In 2019 I was diagnosed with Generalized Myasthenia Gravis which translates to “Grave Muscle Weakness.” Back in the olden days the prognosis for a person with this auto-immune disease was not good. Most if not all persons died from not having the muscle strength to breath anymore…yikes.
Today with knowledge, education and medication, doctors (mainly neurologists) are comfortable with treating someone such as myself that has had the unfortunate mishap of contracting this disease. I have to say that it was amusing to watch as the four neurologists that I was seeing in the very beginning were bouncing me from one to the other trying to determine the best course of action of how to care for me…poor guys. Who could blame them – the more I educated myself about what I was facing, the clearer I became of the fact that this disease is not going to be something that I am going to beat anytime soon. In reality, I had to reconcile with the fact that I am going to be living with this guy for a long time and possibly for the rest of my life.
I find it ironic for someone that has had a long and successful career in dance to have contracted something called, “Grave Muscle Weakness.” On the other had, if I were going to get something terrible, I would have wanted it to have something to do with my body and not my mind. Having to be in-tune with my body practically all of my life through dance, kind of prepared me for this type of disease. Whether I am siting, standing or walking, I am never on my balance. I can’t jump – I can’t do a gran plié. Pirouettes are unthinkable. Grand battment are unthinkable. My feet and calves want to cramp all the time and going up stairs could be met with days of recovery. I won’t event attempt to point my feet or releve’ due to the dire consequences that are associated with such an action. Myasthenia Gravis could be hell on earth, however, because of my belief in my approach to movement, something that could be thought of as catastrophic, has turned into something of wonder, curiosity and an opportunity for learning.
Dance is language – In order to expand your reach, the dancer will benefit from being open to learning more than one language.

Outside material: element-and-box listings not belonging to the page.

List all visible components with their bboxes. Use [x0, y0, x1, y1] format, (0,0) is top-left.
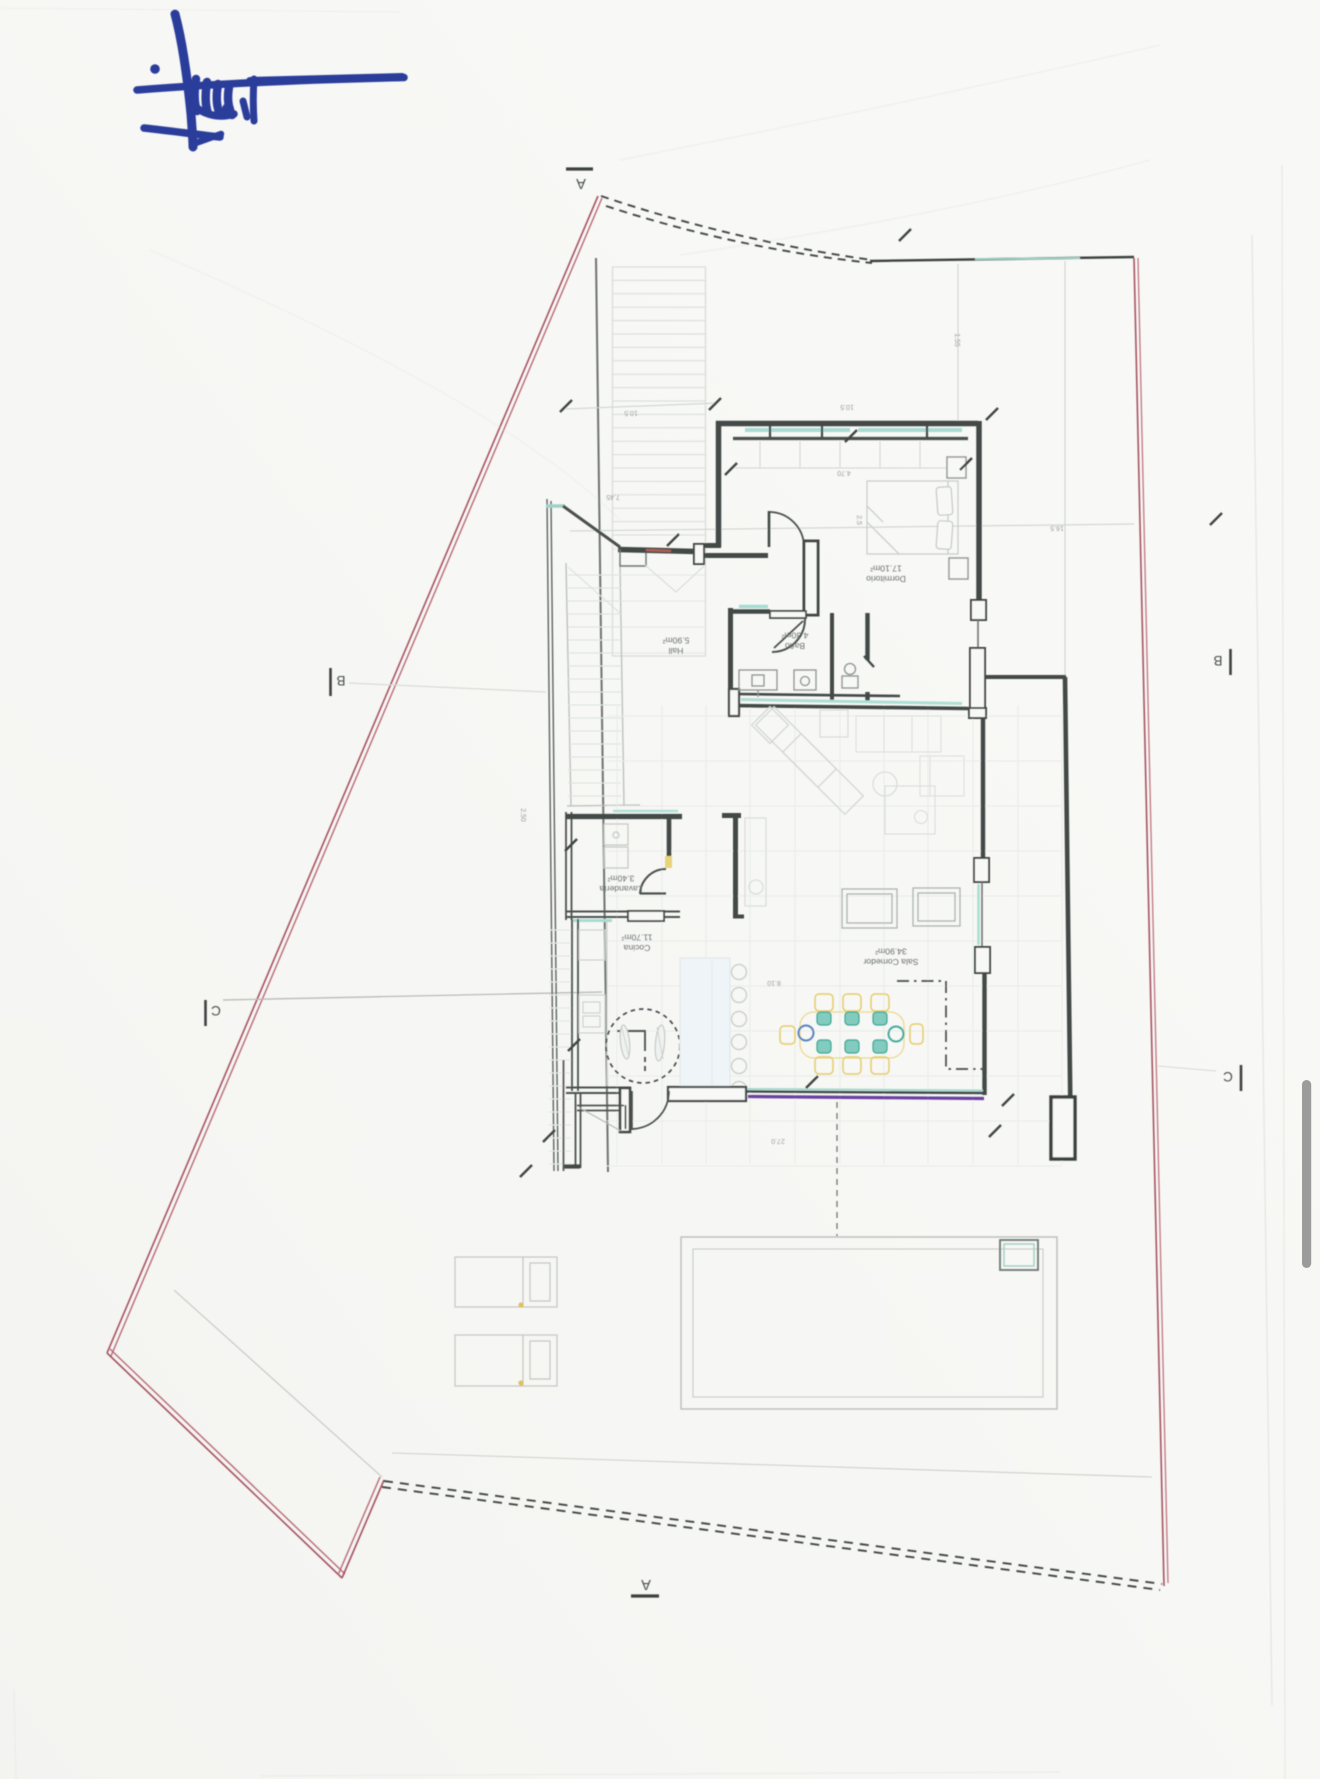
- svg-text:8.10: 8.10: [767, 979, 781, 986]
- svg-text:A: A: [641, 1576, 651, 1592]
- svg-text:11.70m²: 11.70m²: [621, 933, 652, 943]
- svg-text:10.5: 10.5: [624, 409, 638, 416]
- svg-text:5.90m²: 5.90m²: [662, 636, 689, 646]
- svg-text:Baño: Baño: [785, 641, 805, 651]
- svg-text:B: B: [336, 673, 345, 688]
- svg-text:34.90m²: 34.90m²: [875, 947, 907, 957]
- svg-text:A: A: [576, 175, 586, 191]
- svg-text:7.45: 7.45: [606, 493, 620, 500]
- svg-text:2.5: 2.5: [855, 515, 862, 525]
- svg-text:Cocina: Cocina: [623, 943, 650, 953]
- svg-text:2.50: 2.50: [519, 808, 526, 822]
- svg-text:17.10m²: 17.10m²: [870, 564, 902, 574]
- svg-text:4.30m²: 4.30m²: [781, 631, 808, 641]
- svg-text:27.0: 27.0: [771, 1137, 785, 1144]
- svg-text:1.55: 1.55: [953, 333, 960, 347]
- svg-text:C: C: [1223, 1069, 1233, 1084]
- svg-text:C: C: [211, 1003, 221, 1018]
- svg-text:Dormitorio: Dormitorio: [866, 574, 906, 584]
- svg-text:B: B: [1213, 653, 1222, 668]
- svg-text:3.40m²: 3.40m²: [607, 874, 634, 884]
- svg-text:Sala Comedor: Sala Comedor: [863, 957, 918, 967]
- svg-text:10.5: 10.5: [840, 403, 854, 410]
- svg-text:16.5: 16.5: [1050, 524, 1064, 531]
- svg-text:Lavandería: Lavandería: [599, 884, 642, 894]
- svg-text:4.70: 4.70: [837, 469, 851, 476]
- svg-text:Hall: Hall: [669, 646, 684, 656]
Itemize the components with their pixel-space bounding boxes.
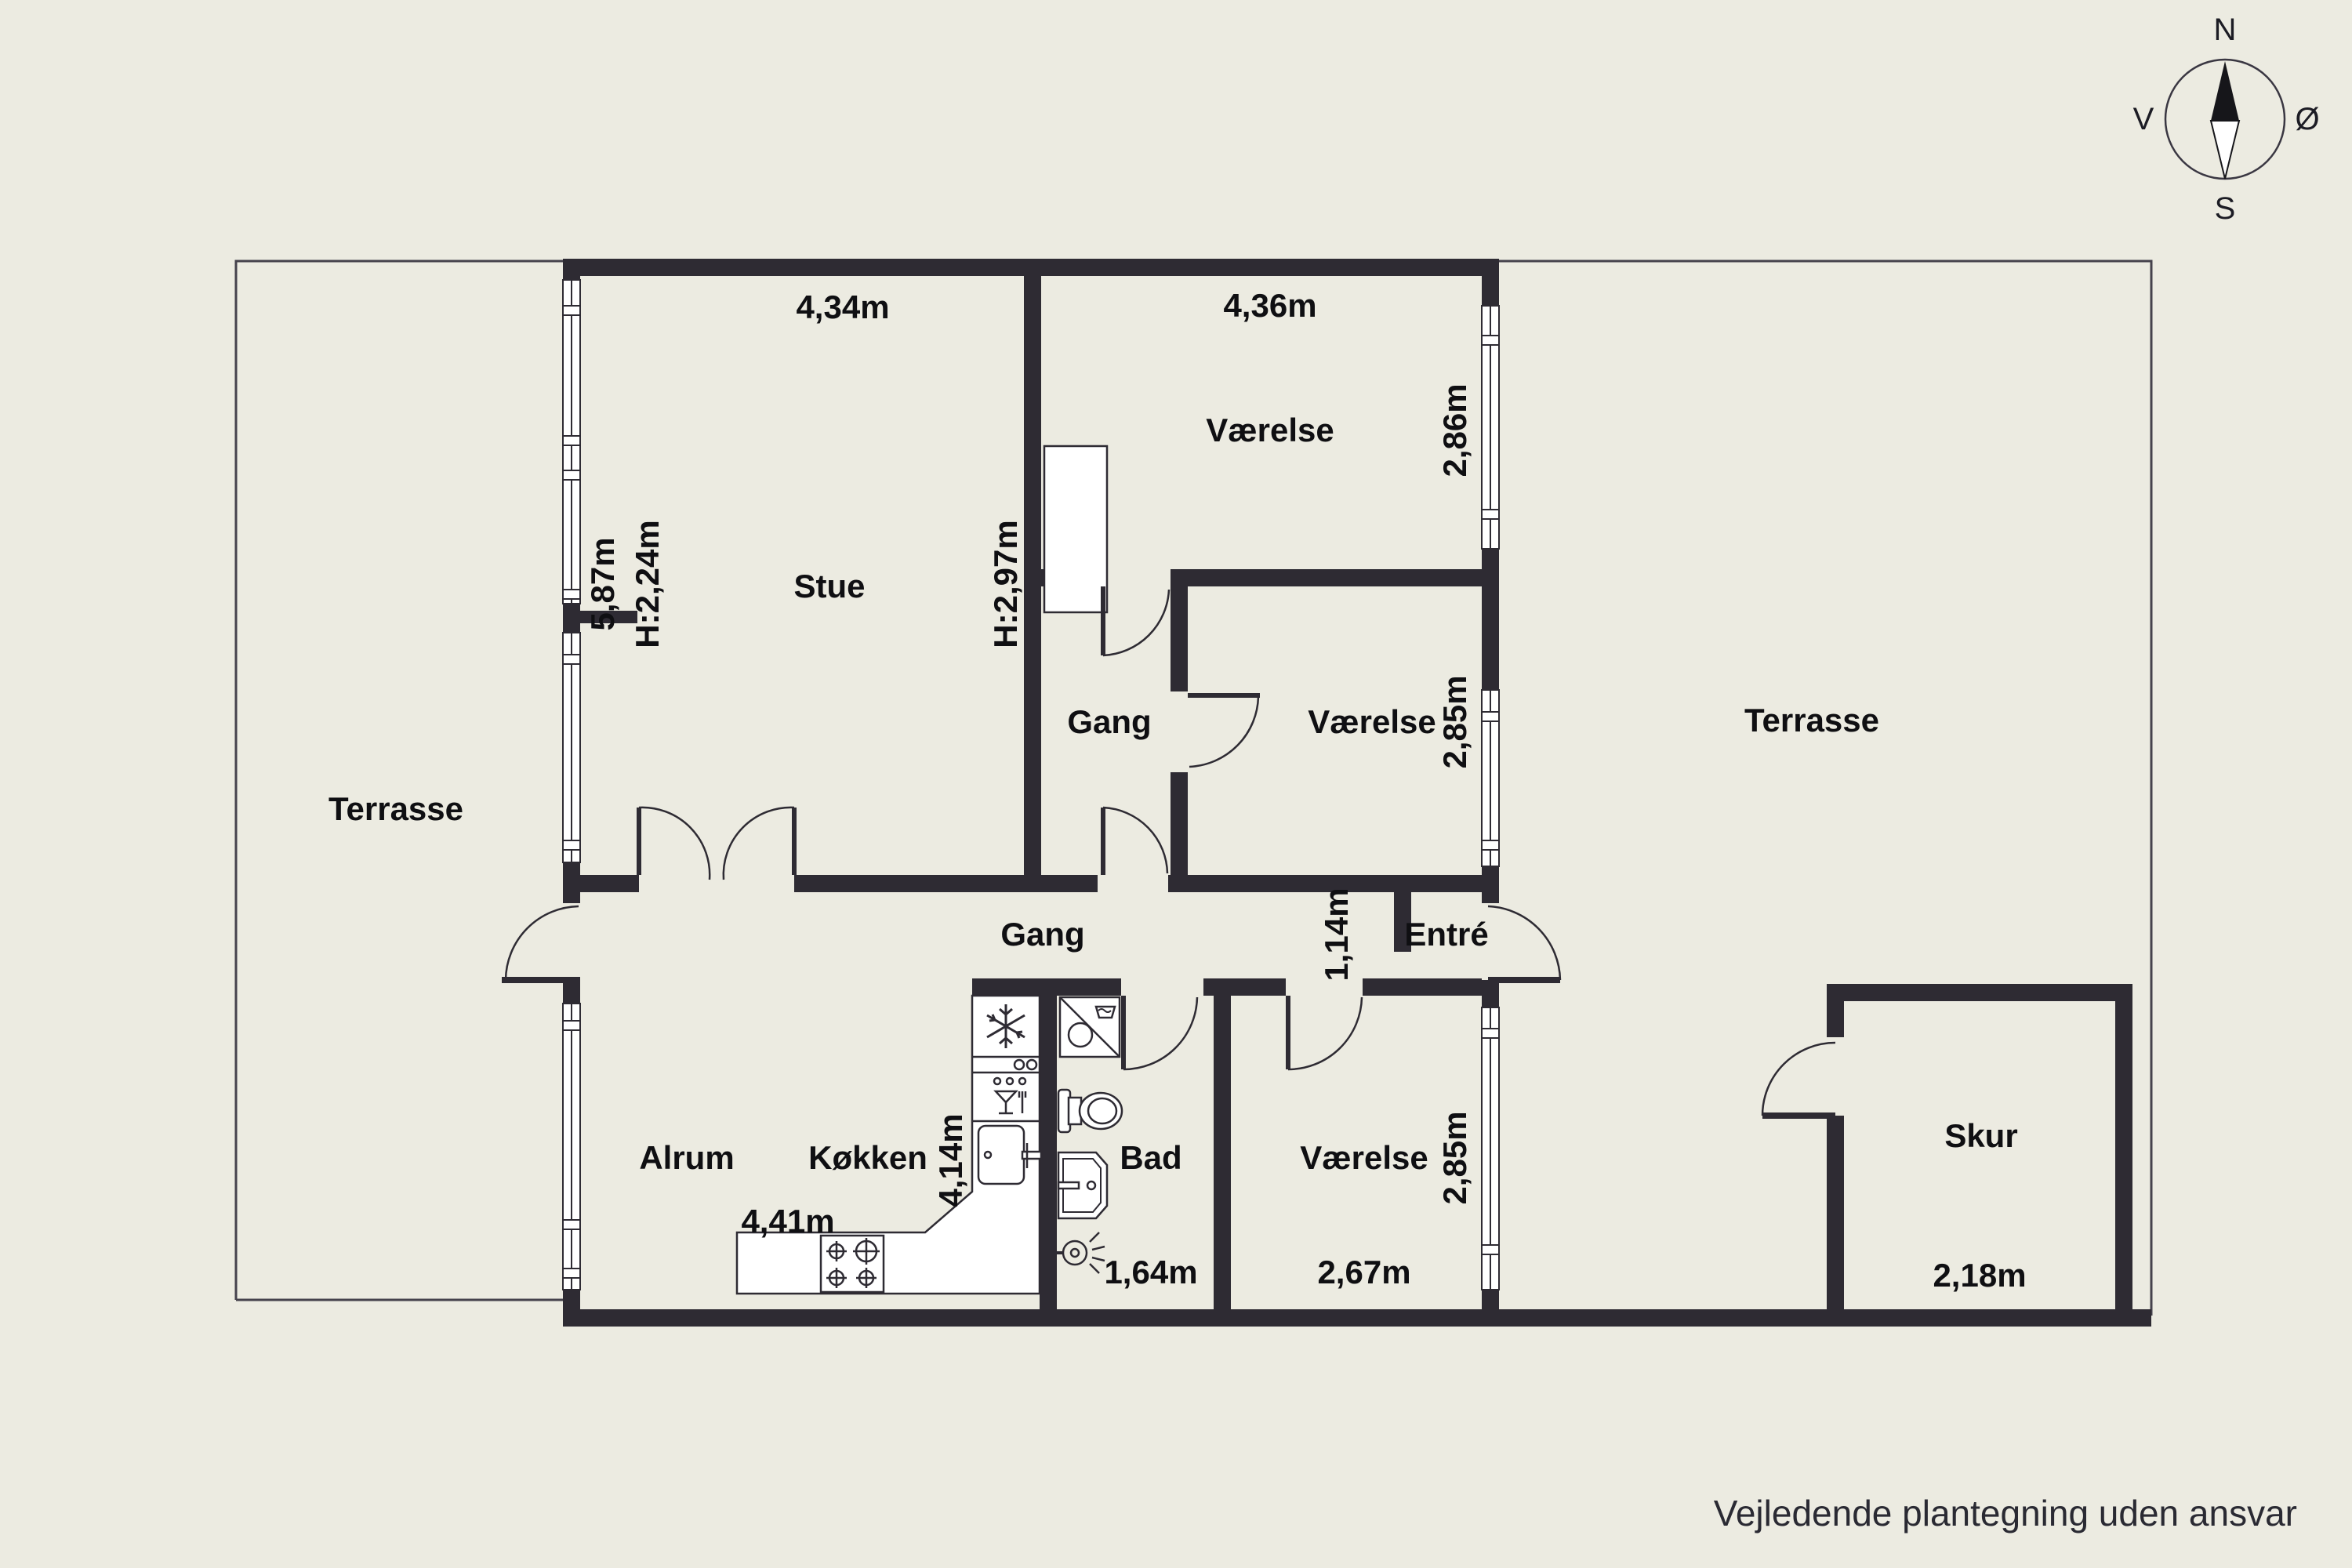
- bathroom-sink-icon: [1058, 1152, 1107, 1218]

Many moons ago, for reasons unknown to me at the time, I was fascinated by all forms of movement regardless of whether it was related to dance or just plain old pedestrian movement. Today I have become this vast encyclopedia of movement that even now I continue to expand upon. MG has me in constant motion – my head bobs and swirls as I sit, my body undulates when I stand, my body weight shifts as I walk causing me to zig and zag – pause and start again. Instead being informed about movement from the outside in, I am now developing a movement vocabulary from the inside out…fascinating.
So I write.
My hope is for anyone that is curious about beginning a career in dance, or interested in teaching or just want to dance for recreational purposes, will visit this site to learn from any insights that I provide based on my career as a professional dancer and dance educator and possibly share your experience with others.
Dani performed with Twyla Tharp Dance, American Ballet Theatre and ODC/San Francisco and is a Dance Educator with an Educational Masters Degree in Dance Education from Rutgers University. He taught for three years at PS 191 in Crown Heights Brooklyn and currently resides in Kingston, Rhode Island.